New York (HedgeCo.Net) – The first half of 2014 saw a new milestone reached in the alternative UCITS sector with assets under management growing by 15.6% to EU 184.2 billion, demonstrating continued demand for alternative strategies, according to the Alceda Half Yearly UCITS Review. However, Alternative UCITS strategies performed less well during the first half of 2014, advancing just 0.52%, compared to the 5.95% gains seen in 2013.
· AUM in Alternative UCITS reached EUR 184.2 billion growing by almost 16% since Q4 2013
· Multi Asset is the best performing alternative UCITS strategy in H1 2014 with 3.52% gains
· Equity Long Short and Event Driven stratagies assets have risen 66.8% and 88.2% respectively since end of 2013
· Market Neutral strategies are the worst performing to date in 2014, declining 1.12%
· 16 new alternative UCITS strategies launched in H1 2014
Having ended 2013 as the best performing strategy with 12.3% gains, the AH Equity Long Short Index was flat to the end of June 2014, underperforming most long-only equity indices. Despite this, Equity Long Short strategies have seen assets under management rise 66.8% to EU 30.7 billion since the end of last year. Similarly Event Driven strategies have seen assets under management increase 88.2% to EU 3.2 billion over the period, as global M&A volumes increase.
Strong performance in equity and bond markets, both up by 4% in the first half of the year, contributed to Multi Asset strategies being the best performing alternative UCITS strategy year to date, with 3.52% gains in line with its strong performance in 2013.
Managed futures was the only strategy to lose assets, declining -6.7% in H1 2014. However, performance has generally improved and is showing tentative signs of investors re-examining the sector after a challenging couple of years.

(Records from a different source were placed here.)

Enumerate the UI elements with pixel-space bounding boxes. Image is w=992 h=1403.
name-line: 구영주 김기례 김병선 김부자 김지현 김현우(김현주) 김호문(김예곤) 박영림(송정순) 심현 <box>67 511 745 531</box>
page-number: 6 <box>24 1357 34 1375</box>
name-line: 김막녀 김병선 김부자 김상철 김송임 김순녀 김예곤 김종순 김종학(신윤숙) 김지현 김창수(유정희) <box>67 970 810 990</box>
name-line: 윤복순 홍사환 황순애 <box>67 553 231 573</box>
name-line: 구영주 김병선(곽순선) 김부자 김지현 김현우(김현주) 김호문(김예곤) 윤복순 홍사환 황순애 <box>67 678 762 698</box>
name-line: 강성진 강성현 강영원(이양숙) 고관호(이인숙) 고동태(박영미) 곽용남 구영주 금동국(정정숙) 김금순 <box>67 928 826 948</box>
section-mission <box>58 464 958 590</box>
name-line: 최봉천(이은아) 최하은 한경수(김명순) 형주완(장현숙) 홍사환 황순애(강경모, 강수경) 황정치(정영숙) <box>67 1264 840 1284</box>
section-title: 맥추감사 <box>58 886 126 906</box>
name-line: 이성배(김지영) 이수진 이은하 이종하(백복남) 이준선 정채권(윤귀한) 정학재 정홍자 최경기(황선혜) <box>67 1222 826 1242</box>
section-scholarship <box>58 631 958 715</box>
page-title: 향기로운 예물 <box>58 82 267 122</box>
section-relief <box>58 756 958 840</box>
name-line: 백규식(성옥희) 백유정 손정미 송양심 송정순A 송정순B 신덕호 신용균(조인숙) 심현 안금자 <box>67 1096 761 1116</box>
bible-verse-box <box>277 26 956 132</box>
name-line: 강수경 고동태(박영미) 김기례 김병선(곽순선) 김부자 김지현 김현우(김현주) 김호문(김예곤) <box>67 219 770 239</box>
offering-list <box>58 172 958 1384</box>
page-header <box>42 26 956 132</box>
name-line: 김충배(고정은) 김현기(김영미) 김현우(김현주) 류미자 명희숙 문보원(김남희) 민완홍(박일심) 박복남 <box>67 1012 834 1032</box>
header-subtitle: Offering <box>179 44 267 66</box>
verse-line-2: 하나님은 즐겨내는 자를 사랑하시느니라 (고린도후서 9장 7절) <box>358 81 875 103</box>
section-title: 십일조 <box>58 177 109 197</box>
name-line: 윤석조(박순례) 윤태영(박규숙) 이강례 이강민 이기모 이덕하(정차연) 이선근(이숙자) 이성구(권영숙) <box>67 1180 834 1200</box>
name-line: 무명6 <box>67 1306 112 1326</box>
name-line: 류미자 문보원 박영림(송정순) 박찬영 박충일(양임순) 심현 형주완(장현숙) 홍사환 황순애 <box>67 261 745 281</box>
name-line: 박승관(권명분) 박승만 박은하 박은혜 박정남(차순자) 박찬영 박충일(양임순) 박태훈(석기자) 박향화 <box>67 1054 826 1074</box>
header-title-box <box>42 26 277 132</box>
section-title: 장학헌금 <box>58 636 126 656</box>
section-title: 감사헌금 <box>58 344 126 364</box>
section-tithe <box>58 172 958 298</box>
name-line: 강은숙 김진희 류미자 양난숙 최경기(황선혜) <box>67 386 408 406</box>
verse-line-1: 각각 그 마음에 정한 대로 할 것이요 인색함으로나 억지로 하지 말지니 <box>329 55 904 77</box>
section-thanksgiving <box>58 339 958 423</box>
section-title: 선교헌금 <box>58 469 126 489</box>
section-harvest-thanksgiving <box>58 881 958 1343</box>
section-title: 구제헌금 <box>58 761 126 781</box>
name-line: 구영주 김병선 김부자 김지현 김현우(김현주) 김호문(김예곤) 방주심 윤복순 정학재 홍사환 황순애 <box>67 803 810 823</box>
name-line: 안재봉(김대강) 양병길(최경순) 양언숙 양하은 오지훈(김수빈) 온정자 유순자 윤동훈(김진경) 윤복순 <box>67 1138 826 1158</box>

The first half of 2014 saw a healthy pipeline of new alternative UCITS launches with 16 new funds across strategies coming to market, but particularly Equity Long Short strategies. The attractiveness of the UCITS brand globally has seen several well-known US hedge funds managers launching UCITS versions of their flagship funds.
The report highlights how an increasing number of funds are acting to limit capacity after seeing strong inflows over the last couple of years. The results show that 6% of funds in the sector are now limiting capacity, which account for 13.6% of total assets under management.